Eigentlich ist Salzburg keine Stadt, sondern ein großes begehbares Bild. Derzeit häufen sich in den Salzburger Galerien Bilder, die nicht begehbar, aber dafür sehr städtisch sind. So erlebt man hier das Paradox, von der Kunstwelt der Straßen in die Realwelt der Kunst flüchten zu können. Also raus aus der Puppenstube und Cityflair betrachten! In Ulrike Reinerts U.B.R.Galerie ist es die melancholische Ödnis der Autobahndreiecke, Hinterhofgaragen und Bungalows, die Andreas Jauss zu akribisch gemalten Bildchen reiht, als wären es schmucke Postkartenmotive.

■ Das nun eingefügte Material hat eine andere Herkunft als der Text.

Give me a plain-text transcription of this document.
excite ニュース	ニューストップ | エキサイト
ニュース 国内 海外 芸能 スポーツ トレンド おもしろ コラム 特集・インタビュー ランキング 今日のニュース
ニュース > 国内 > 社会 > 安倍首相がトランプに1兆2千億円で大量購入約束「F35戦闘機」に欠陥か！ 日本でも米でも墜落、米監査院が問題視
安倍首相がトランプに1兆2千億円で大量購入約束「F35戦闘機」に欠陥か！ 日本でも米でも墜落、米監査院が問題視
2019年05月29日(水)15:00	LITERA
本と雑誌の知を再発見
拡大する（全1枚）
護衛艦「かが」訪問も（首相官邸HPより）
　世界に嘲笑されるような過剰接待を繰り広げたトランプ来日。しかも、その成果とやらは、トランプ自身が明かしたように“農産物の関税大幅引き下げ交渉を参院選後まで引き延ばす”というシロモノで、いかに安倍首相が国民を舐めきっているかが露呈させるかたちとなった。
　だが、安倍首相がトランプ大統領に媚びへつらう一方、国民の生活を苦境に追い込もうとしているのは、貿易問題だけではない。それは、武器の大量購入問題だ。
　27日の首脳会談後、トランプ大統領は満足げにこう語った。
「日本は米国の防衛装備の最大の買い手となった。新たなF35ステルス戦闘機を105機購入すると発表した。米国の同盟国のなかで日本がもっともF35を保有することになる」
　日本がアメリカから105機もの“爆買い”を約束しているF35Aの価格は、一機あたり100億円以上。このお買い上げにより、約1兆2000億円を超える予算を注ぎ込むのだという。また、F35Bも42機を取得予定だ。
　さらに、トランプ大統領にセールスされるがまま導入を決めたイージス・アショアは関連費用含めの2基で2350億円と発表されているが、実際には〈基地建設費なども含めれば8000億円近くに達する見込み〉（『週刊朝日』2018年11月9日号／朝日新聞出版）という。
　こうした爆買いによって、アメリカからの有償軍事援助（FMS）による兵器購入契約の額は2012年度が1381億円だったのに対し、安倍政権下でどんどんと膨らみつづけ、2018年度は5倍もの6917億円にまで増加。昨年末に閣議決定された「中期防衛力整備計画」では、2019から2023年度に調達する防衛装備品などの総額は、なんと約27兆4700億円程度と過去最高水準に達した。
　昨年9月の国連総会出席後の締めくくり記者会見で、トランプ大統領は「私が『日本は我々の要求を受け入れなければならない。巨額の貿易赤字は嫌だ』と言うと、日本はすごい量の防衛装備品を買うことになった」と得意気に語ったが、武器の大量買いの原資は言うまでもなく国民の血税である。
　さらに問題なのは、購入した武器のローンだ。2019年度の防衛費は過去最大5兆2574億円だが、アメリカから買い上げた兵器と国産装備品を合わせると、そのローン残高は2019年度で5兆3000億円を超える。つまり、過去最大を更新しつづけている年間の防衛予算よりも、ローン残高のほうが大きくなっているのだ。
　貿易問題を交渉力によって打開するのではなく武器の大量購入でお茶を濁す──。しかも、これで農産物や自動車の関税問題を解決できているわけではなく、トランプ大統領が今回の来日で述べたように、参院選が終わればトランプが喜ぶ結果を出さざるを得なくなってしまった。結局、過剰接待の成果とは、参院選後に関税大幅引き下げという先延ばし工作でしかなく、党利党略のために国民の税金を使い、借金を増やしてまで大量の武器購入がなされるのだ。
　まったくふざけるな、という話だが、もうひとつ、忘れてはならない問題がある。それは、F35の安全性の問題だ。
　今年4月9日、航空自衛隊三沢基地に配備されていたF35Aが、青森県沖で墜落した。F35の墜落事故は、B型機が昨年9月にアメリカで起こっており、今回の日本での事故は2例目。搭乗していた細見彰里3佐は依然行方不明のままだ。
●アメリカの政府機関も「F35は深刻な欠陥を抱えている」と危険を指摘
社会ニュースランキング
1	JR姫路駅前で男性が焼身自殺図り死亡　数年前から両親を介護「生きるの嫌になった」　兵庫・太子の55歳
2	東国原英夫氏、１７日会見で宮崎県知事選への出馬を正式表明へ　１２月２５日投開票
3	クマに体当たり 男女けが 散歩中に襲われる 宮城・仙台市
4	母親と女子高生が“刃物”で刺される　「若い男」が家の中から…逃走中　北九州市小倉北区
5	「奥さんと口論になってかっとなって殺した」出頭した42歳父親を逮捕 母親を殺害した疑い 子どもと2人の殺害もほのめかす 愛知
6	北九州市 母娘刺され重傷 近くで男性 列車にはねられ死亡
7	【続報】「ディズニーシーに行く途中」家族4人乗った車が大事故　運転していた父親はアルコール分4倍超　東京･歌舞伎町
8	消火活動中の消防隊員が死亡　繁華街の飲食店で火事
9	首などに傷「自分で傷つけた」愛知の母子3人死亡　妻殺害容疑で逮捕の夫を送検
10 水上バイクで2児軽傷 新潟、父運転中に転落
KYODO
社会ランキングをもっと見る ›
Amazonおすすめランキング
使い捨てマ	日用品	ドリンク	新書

Jauss, der bei Konzeptualisten wie Ernst Caramelle und Karin Sander studiert hat, ist kein bloß nüchtern-sachlicher Abmaler von eigenen und fremden Fotos aus Magazinen, Marke kapitalistischer (Neo-)Realismus. Das Schwarz-Weiß seiner Vorlagen behält er zwar bei, aber er bricht es durch einen inspiriert flotten Pinselduktus. Graue Großstadt-Tristesse im Habitus romantischer Stimmungsmalerei, oder: Modernismus mit Gefühl.
Bergstraße 11. Tel.: (0662) 870786. Bis 24. 3.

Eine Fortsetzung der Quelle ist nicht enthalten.